PCB innovation is racing at record speed, and ingenuity is reflected everywhere, particularly within the steady march to extreme miniaturization of integrated circuits (ICs) and overall board designs. Examining trends toward miniaturization and learning more about innovations to address those trends can help designers better understand the challenges ahead and how they can solve them.

IC and board design miniaturization is driven by the PCB industry’s transition to advanced high-density interconnects (HDI), with their greater wiring density per unit area, advanced multi-layer boards (MLB) featuring two or more inner layer PCBs in a compact design, and more layer counts with high density through hole as well as blind via design. Also powering the drive to miniaturize are IC substrates (FC-CSP and FC-BGA) connecting chips and the PCB using a conductive network of traces and holes. 

Extreme miniaturization is mandatory because of the increased expectations of users for added power, higher speeds, and greater functionality in tightly packed, smaller spaces. These demands make HDI, MLB, and IC substrate designs contrast significantly from more conventional boards. The transition to advanced PCB and additional innovations to meet demands for higher functionality amid steadily shrinking design space is producing more powerful mobile devices and the overall proliferation of consumer electronics. It also is driving the progression to artificial intelligence (AI) capabilities and advanced driver assistance systems (ADAS) in vehicles, to name only four sectors. 

Within the transportation sector, electrification itself will create significant demand for HDI, advanced MLB, and IC substrates. Those high-performance boards must integrate their added functionality and associated interconnects into smaller spaces and thus utilize thinner boards and finer circuits. 

While there has been substantial progress, the pace of PCB innovation must accelerate. According to research conducted by Prismark, global IC substrate manufactured product revenue will reach US12.8 billion in 2023 and US20 billion in 2027. Without continuous innovation that meets the trend to miniaturize packages while adding more power and functionality in the face of increased design density and shrinking available space, it would be impossible for PCB fabricators to keep pace. 

Conquering Miniaturization’s Challenges

Studying which device innovations are igniting increased PCB miniaturization, manufacturing process improvements, and higher integration will help meet today’s trends. Mobile device innovation is a good example.

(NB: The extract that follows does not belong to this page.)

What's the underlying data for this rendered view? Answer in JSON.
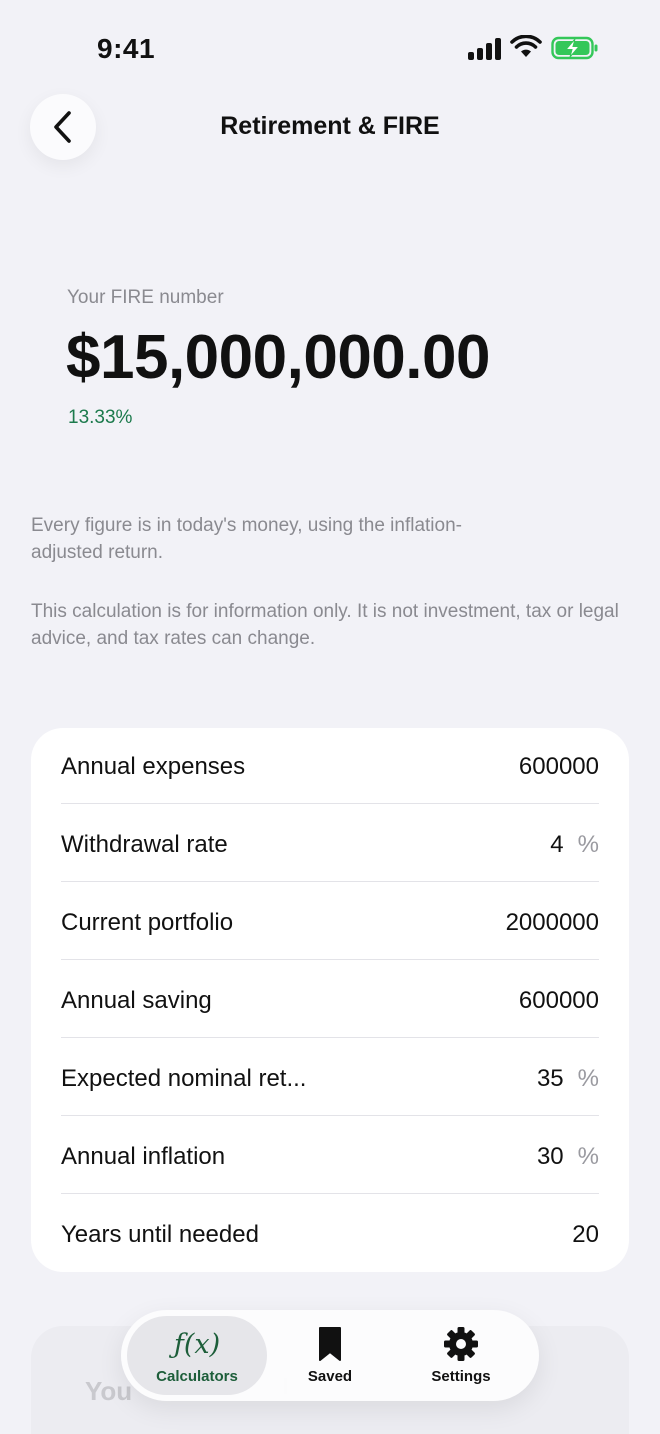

Metallization of materials, fine-line circuits created by applying advanced dry film photoresist and adding more uniformity through plating can advance PCB manufacturing processes. With mobile phones and other hugely popular consumer products, vastly increased functionality requirements must be met promptly. Buyers will not wait.

Many devices now require the use of more fine-line PCBs to match up with design requirements to boost their functionality. To gain functionality, increasingly crowded micron-thin fine lines are being designed into smaller spaces. PCBs featuring fine-line design reach the pitch to 20µm particularly at the IC substrate, allowing more circuits to be deployed on the PCB and creating more opportunities for adding more functionalities. 

Additionally, the use of MLBs allows manufacturers to connect selected board layers via circuitry, thus creating more connections in compact spaces. 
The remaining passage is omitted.